Step 2: Let you knees unlock, and hinge back with your hips. Make sure your chest is up and the knees stay behind your toes. Once you get the torso parallel then return back to Step 1
Common Faults & Corrective Cues
(Fault) Back Rounds - Some athletes might struggle to maintain a neutral spine as they hinge at the hip.
(Cue - Verbal) “Big Chest” or “ Flat Back”
(Cue - Visual) Demo the desired position
(Cue - Tactile) Manually adjust the athlete into position. Tap the hips to move back first, apply pressure to the top of the back between shoulder blades to have them engage while moving.
(Fault) Locked Knees - Legs are locked in extension and puts unneeded strain on the back.
(Cue - Verbal) “Soft Knees” or “Hinge at the Knees”
(Cue - Visual) Demo ideal position
(Cue - Tactile) Tap the athlete knees letting them know to bend/hinge
(Fault) Forward on Toes - The athlete has leaned forward instead of pushing hips back causing a tilt towards the toes.
(Cue - Verbal) “Hips back” or “Weight in Heels”
(Cue - Visual) Demo proper weight distribution in movement
(Cue - Tactile) Place two fingers on the crease of the hip and manually apply pressure signaling the athlete to move first at the point of contact.
Areas of Limitation(s)
Now if you happen to be some of those people who are struggling to achieve an ideal squat position or deadlift, then you most likely have trouble performing the good morning. If this is you here are a couple mobilization techniques you can do to get better at all of the movements...yes all of them!
Glute Smash and Floss
Imagine you butt cheeks as being glued together with gorilla glue.
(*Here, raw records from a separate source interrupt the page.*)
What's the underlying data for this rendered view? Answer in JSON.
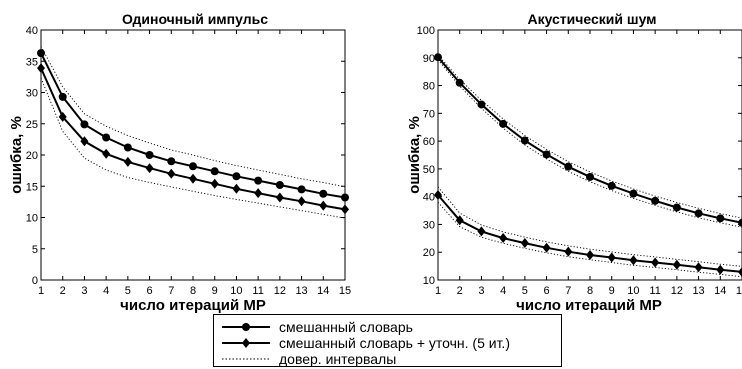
{
  "chart_data": [
    {
      "type": "line",
      "title": "Одиночный импульс",
      "xlabel": "число итераций MP",
      "ylabel": "ошибка, %",
      "x": [
        1,
        2,
        3,
        4,
        5,
        6,
        7,
        8,
        9,
        10,
        11,
        12,
        13,
        14,
        15
      ],
      "xlim": [
        1,
        15
      ],
      "ylim": [
        0,
        40
      ],
      "yticks": [
        0,
        5,
        10,
        15,
        20,
        25,
        30,
        35,
        40
      ],
      "grid": false,
      "series": [
        {
          "name": "смешанный словарь",
          "marker": "circle",
          "style": "solid",
          "values": [
            36.3,
            29.3,
            24.9,
            22.8,
            21.2,
            20.0,
            19.0,
            18.2,
            17.4,
            16.6,
            15.9,
            15.2,
            14.5,
            13.8,
            13.2
          ]
        },
        {
          "name": "смешанный словарь + уточн. (5 ит.)",
          "marker": "diamond",
          "style": "solid",
          "values": [
            33.9,
            26.1,
            22.2,
            20.2,
            18.9,
            17.9,
            17.0,
            16.2,
            15.4,
            14.6,
            13.9,
            13.2,
            12.6,
            11.9,
            11.3
          ]
        },
        {
          "name": "довер. интервалы",
          "marker": "none",
          "style": "dotted",
          "band_of": 0,
          "values": [
            37.4,
            30.9,
            26.6,
            24.6,
            23.1,
            21.9,
            20.8,
            20.0,
            19.1,
            18.3,
            17.6,
            16.9,
            16.2,
            15.6,
            14.9
          ]
        },
        {
          "name": "довер. интервалы",
          "marker": "none",
          "style": "dotted",
          "band_of": 1,
          "values": [
            32.3,
            23.8,
            19.5,
            17.6,
            16.4,
            15.6,
            14.9,
            14.2,
            13.5,
            12.9,
            12.3,
            11.7,
            11.1,
            10.5,
            9.9
          ]
        }
      ]
    },
    {
      "type": "line",
      "title": "Акустический шум",
      "xlabel": "число итераций MP",
      "ylabel": "ошибка, %",
      "x": [
        1,
        2,
        3,
        4,
        5,
        6,
        7,
        8,
        9,
        10,
        11,
        12,
        13,
        14,
        15
      ],
      "xlim": [
        1,
        15
      ],
      "ylim": [
        10,
        100
      ],
      "yticks": [
        10,
        20,
        30,
        40,
        50,
        60,
        70,
        80,
        90,
        100
      ],
      "grid": false,
      "series": [
        {
          "name": "смешанный словарь",
          "marker": "circle",
          "style": "solid",
          "values": [
            90.2,
            81.0,
            73.2,
            66.2,
            60.2,
            55.2,
            50.8,
            47.1,
            43.9,
            41.1,
            38.5,
            36.1,
            34.0,
            32.2,
            30.6
          ]
        },
        {
          "name": "смешанный словарь + уточн. (5 ит.)",
          "marker": "diamond",
          "style": "solid",
          "values": [
            40.6,
            31.5,
            27.5,
            25.1,
            23.3,
            21.6,
            20.2,
            19.0,
            18.1,
            17.1,
            16.3,
            15.5,
            14.6,
            13.7,
            12.9
          ]
        },
        {
          "name": "довер. интервалы",
          "marker": "none",
          "style": "dotted",
          "band_of": 0,
          "values": [
            91.0,
            82.2,
            74.7,
            68.0,
            62.0,
            57.0,
            52.6,
            48.9,
            45.6,
            42.8,
            40.2,
            37.9,
            35.8,
            33.9,
            32.3
          ]
        },
        {
          "name": "довер. интервалы",
          "marker": "none",
          "style": "dotted",
          "band_of": 0,
          "values": [
            89.3,
            79.8,
            71.8,
            64.7,
            58.6,
            53.6,
            49.1,
            45.4,
            42.2,
            39.4,
            36.9,
            34.5,
            32.4,
            30.6,
            29.0
          ]
        },
        {
          "name": "довер. интервалы",
          "marker": "none",
          "style": "dotted",
          "band_of": 1,
          "values": [
            43.5,
            34.1,
            29.8,
            27.3,
            25.4,
            23.7,
            22.3,
            21.1,
            20.1,
            19.1,
            18.3,
            17.4,
            16.6,
            15.7,
            14.9
          ]
        },
        {
          "name": "довер. интервалы",
          "marker": "none",
          "style": "dotted",
          "band_of": 1,
          "values": [
            38.0,
            29.2,
            25.4,
            23.2,
            21.4,
            19.8,
            18.4,
            17.3,
            16.3,
            15.3,
            14.5,
            13.7,
            12.8,
            12.0,
            11.2
          ]
        }
      ]
    }
  ],
  "legend": {
    "placement": "bottom-center",
    "items": [
      {
        "label": "смешанный словарь",
        "marker": "circle",
        "style": "solid"
      },
      {
        "label": "смешанный словарь + уточн. (5 ит.)",
        "marker": "diamond",
        "style": "solid"
      },
      {
        "label": "довер. интервалы",
        "marker": "none",
        "style": "dotted"
      }
    ]
  }
}
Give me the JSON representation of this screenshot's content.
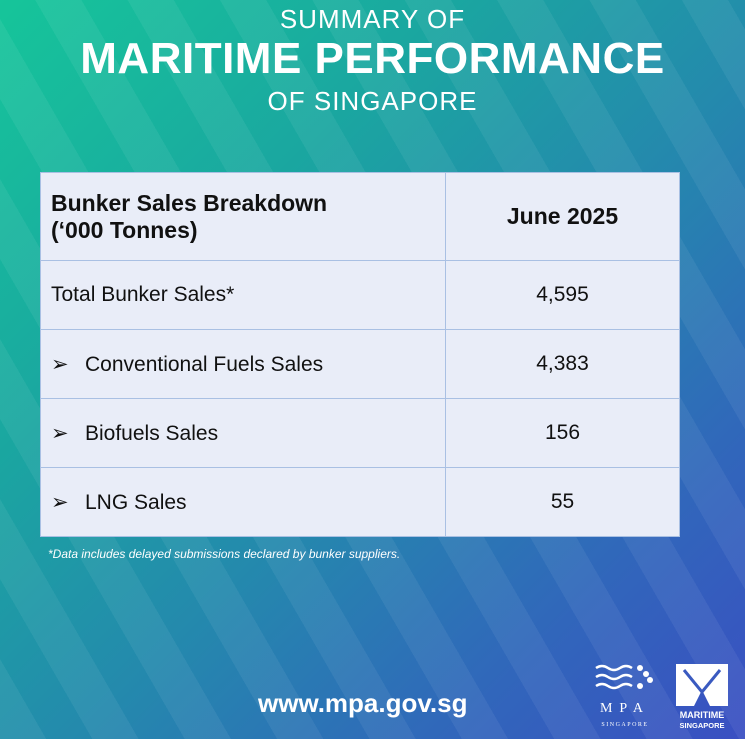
{
  "title": {
    "line1": "SUMMARY OF",
    "line2": "MARITIME PERFORMANCE",
    "line3": "OF SINGAPORE"
  },
  "table": {
    "header": {
      "label_line1": "Bunker Sales Breakdown",
      "label_line2": "(‘000 Tonnes)",
      "period": "June 2025"
    },
    "rows": [
      {
        "label": "Total Bunker Sales*",
        "value": "4,595",
        "bullet": false
      },
      {
        "label": "Conventional Fuels Sales",
        "value": "4,383",
        "bullet": true
      },
      {
        "label": "Biofuels Sales",
        "value": "156",
        "bullet": true
      },
      {
        "label": "LNG Sales",
        "value": "55",
        "bullet": true
      }
    ],
    "bullet_glyph": "➢"
  },
  "footnote": "*Data includes delayed submissions declared by bunker suppliers.",
  "website": "www.mpa.gov.sg",
  "logos": {
    "mpa": "MPA SINGAPORE",
    "maritime": "MARITIME SINGAPORE"
  },
  "colors": {
    "gradient_start": "#16c59a",
    "gradient_end": "#3a4fc2",
    "table_bg": "#e9edf8"
  }
}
Pretty picture right? But if you sit down all day or drive in the car for long hours then thats what you end up with. Gorilla glue butt....Do yourself a favor and try this.
Take a lacrosse ball or rumble roller and spend a minimum of 5 minutes per cheek ungluing it. Try using pressure waves, contracting & relaxing, and some smash and floss methods to help it out.
After about 10 minutes stand up and squeeze them bad boys as hard as your can (Note to self - don't fart!). You should be able to squeeze a whole lot harder than you have before. This should help improve your athlete's capacity to externally rotate, shore up any low back & hip pain, and maintaining proper hip & trunk extension.
Hip External Rotation with Flexion
Another way to help carve out that precious piece of mobility is to find a box and post up either your left or right side on top of it. Make sure your leading leg is set up perpendicular to your body and post your left/right hand on top of your left/right foot pinning it in place.
Next grab your knee and move your body forward to increase the stretch. Oscillating in and out of the end range can help add in some bonus points.
*Turn your bellybutton in towards your foot and then away back towards your knee to give you some extra bonus points*
**If you're on a galacticus level status try dropping that back knee and fold forward**
Have your athletes spend about 2 minutes minimum per side trying to improve those cheeks. Afterwards have them test out their squat, deadlift set up, and identify how the hip is feeling overall.